Importantly, Hoffmann et al. (2020) point out that the value of increasing genetic diversity in the recipient population should increase with both the degree of environmental change and the size of the recipient/target populations (figure 4 in Hoffmann et al., 2020). We expect, though, that the importance of genetic diversity in relation to population size and environmental change would not be linear, as depicted in figure 4 of Hoffmann et al. (2020), and instead, the slope would be steepest at the smallest population sizes. The reasoning is that genetic drift plays a larger role in small populations (Lande, 1988; Nei & Tajima, 1981) whereas selection is more efficient in large populations (Ellstrand & Elam, 1993; Falconer & MacKay, 1996; Frankham et al., 2010; Lande, 1988; Willi et al., 2006); further empirical research, however, is needed on small and isolated populations to understand their adaptive potential in response to selection (Hoffmann et al., 2017; Wood et al., 2016).
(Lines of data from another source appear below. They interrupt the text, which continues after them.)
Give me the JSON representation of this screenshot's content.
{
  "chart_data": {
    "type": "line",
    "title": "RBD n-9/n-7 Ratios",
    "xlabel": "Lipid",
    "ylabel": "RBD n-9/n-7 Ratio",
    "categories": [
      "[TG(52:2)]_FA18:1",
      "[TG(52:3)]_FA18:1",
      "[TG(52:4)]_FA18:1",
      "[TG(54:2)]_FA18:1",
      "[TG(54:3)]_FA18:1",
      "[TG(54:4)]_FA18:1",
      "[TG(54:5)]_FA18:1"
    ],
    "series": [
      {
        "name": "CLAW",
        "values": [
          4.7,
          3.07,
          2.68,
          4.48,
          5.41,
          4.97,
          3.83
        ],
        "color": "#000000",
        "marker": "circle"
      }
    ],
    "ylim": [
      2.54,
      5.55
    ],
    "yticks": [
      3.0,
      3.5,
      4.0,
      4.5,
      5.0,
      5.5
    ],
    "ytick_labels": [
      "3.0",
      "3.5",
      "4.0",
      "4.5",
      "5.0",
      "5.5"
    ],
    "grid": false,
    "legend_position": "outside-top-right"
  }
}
In conclusion, we hope that the frameworks of genetic mixing along a gradient generated in Derry et al. (2019) and Hoffmann et al. (2020) will be considered and implemented in many empirical systems in relation to conservation scenarios. An evolutionary focus in conservation management will be increasingly important as human-induced changes to our natural world continue to expand at a rapid rate.
CONFLICT OF INTEREST
There is no conflicts of interest to declare.